Der im Jülicher Supercomputer-Zentrum stehende Quantenannealer von D-Wave. Bildrechte: Forschungszentrum Jülich / Sascha Kreklau

Das Forschungszentrum Jülich nimmt einen neuen Quantencomputer in Betrieb, der erstaunliche 5.000 Qubits verbindet. Erwächst daraus eine Gefahr für Bitcoin und dessen Signaturalgorithmus ECDSA? Neue Forschungen zum Thema geben darauf eine ziemlich deutliche Antwort.

Quentencomputer gelten seit jeher als potenzielle Gefahr für Bitcoin. Denn ein Quantencomputer ist, potenziell, in der Lage, Signaturalgorithmen wie ECDSA zu brechen. Und da ECDSA-Signaturen Bitcoins schützen, könnte so ein Quantencomputer irgendwann Wallets ausräumen.

Bisher war diese Gefahr aber noch nicht mal sichtbar. Denn die bisher existierenden Quantencomputer sind viel zu leistungsschwach. Sie haben, wenn überhaupt, wenige hundert Qubits, während eine Gefahr für ECDSA frühestens ab 1.500 bis 2.000 Qubits entstehen würde.

Nun aber stellt das Forschungszentrum Jülich ein neues Quantensystem mit satten 5.000 Qubits vor: „Europas erster Quantencomputer mit mehr als 5000 Qubits in Jülich gestartet“ titelt das Forschungszentrum in einer Pressemitteilung.

Das System wurde von D-Wave erbaut, einem der führenden Hersteller von Quantencomputer; das Modell in Supercomputer-Zentrum Jülich ist das erste „Advantage System“ außerhalb des D-Wave-Firmensitzes in Kanada. „Das ermöglicht den Jülicher Experten, Erfahrungen mit dem Betrieb und der Wartung eines solchen Geräts zu sammeln – und führt zu einem erheblichen Wissenstransfer nach Deutschland. Darüber hinaus wird der Zugang zu diesem System unter deutscher Gesetzgebung und Kontrolle erfolgen“, erklärt die Pressemitteilung.

Bitcoins stehlen mit Shor’s Algorithmus

5.000 Qubits klingt nach einem fast zu großen Sprung, um wahr zu sein.
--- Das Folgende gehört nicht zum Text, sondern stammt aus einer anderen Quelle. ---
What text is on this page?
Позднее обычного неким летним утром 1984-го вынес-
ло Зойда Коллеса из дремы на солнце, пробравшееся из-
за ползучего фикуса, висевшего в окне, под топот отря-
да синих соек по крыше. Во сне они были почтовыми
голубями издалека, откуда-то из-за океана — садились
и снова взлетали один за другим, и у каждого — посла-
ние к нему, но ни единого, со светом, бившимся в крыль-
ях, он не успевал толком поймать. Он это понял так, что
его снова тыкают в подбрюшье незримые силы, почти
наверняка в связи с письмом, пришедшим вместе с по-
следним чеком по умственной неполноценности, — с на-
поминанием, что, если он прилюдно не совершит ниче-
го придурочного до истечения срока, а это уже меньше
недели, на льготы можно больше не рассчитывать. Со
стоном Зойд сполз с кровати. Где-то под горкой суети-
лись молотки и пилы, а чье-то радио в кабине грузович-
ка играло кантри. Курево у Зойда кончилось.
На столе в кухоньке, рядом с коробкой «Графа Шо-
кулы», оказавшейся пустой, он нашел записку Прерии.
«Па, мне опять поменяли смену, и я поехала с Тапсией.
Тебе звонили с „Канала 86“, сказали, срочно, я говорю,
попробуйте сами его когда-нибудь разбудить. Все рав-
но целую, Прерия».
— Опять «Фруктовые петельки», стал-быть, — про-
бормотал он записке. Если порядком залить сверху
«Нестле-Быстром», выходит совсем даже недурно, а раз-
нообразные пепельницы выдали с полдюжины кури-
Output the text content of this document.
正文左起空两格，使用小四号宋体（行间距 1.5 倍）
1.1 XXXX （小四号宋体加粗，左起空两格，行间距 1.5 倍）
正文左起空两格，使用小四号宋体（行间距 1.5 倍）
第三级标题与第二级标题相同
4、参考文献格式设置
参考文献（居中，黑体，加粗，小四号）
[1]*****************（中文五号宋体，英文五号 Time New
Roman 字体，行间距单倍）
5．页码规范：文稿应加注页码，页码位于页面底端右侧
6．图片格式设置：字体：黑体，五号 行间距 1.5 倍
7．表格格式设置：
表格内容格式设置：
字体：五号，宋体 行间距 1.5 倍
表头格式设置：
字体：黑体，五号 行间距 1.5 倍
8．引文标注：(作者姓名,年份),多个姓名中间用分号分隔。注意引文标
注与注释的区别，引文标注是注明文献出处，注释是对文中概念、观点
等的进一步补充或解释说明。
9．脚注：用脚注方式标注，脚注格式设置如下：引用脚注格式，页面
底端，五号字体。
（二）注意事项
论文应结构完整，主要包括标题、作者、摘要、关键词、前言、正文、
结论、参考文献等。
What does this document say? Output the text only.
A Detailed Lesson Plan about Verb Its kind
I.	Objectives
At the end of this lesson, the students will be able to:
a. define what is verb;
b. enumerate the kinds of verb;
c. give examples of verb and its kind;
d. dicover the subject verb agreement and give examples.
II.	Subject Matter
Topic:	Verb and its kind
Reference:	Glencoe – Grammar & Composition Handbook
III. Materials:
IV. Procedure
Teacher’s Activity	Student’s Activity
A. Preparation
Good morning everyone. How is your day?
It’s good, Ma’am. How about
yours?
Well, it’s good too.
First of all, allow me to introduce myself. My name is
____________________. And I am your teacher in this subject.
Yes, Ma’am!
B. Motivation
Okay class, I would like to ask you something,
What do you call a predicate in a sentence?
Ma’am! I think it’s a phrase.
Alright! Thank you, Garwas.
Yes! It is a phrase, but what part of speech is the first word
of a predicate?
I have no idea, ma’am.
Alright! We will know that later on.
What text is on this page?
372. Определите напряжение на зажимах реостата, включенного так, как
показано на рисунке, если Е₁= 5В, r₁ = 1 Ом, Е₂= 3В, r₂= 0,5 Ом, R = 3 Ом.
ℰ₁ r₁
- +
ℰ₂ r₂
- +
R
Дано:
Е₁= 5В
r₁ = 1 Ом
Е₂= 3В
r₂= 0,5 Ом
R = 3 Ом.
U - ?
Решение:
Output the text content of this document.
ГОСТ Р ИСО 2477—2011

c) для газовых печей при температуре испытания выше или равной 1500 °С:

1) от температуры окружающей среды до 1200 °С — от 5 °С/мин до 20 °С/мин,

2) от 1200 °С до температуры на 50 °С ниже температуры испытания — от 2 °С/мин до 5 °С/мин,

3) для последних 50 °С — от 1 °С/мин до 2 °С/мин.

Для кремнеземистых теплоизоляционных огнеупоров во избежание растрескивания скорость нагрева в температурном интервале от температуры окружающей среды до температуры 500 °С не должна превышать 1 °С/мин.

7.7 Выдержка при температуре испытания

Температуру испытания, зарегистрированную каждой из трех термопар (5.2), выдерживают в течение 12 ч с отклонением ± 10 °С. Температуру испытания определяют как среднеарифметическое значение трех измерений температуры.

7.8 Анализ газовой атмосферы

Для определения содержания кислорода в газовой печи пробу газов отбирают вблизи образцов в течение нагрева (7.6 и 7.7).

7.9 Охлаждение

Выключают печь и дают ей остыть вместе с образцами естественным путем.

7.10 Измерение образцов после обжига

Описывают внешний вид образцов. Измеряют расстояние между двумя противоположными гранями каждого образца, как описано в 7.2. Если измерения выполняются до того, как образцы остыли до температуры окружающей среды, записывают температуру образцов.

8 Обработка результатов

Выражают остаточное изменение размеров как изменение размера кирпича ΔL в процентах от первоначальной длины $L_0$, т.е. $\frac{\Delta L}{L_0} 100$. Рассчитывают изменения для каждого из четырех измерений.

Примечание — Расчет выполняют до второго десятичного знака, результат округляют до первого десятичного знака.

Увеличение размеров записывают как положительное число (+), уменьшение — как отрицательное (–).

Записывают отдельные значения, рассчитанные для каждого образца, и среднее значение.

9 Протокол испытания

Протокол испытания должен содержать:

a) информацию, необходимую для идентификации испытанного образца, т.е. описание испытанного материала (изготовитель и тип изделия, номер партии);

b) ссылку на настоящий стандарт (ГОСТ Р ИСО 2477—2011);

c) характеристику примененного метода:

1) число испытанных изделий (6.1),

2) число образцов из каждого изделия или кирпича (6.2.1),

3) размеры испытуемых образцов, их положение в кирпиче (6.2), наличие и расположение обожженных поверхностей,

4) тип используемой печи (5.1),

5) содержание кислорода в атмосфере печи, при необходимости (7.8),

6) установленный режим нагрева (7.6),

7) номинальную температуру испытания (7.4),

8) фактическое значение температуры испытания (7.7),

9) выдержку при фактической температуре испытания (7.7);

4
Wenn der Quantencomputer tatsächlich 5.000 Qubits hätte, könnte daraus für Bitcoin zumindest eine gewisse Gefahrensituation entstehen, die vielleicht noch nicht handfest ist, aber sehr viel realitätsnäher als alls, worüber wir bisher nachgedacht haben.

Denn Quantencomputer können manche Aufgaben um Dimensionen schneller ausführen als traditionelle Computer. Diese „Quanten-Überlegenheit“ hat Google bereits 2019 bewiesen, als sie mit einem Quantensystem in wenigen Minuten Berechnungen abgeschlossen haben, die auf klassischen Computern 10.000 Jahre brauchen würden.

Ein Beispiel für die Quantenüberlegenheit ist, zumindest in der Theorie, Shor’s Algorithmus. Dieser Algorithmus kann moderne Arten von Kryptographie brechen, darunter auch Signaturen mit ECDSA. Für normale Computer ist es physikalisch quasi unmöglich, eine ECDSA-Signatur zu erzeugen, ohne den zugehörigen privaten Schlüssel zu kennen bzw. aus Kenntnis des öffentlichen Schlüssels den privaten zu berechnen (nichts anderes bedeutet es, eine Signatur zu „brechen“). Man bräuchte Energie in einer Größenordnung, die Sonnen verbrennt.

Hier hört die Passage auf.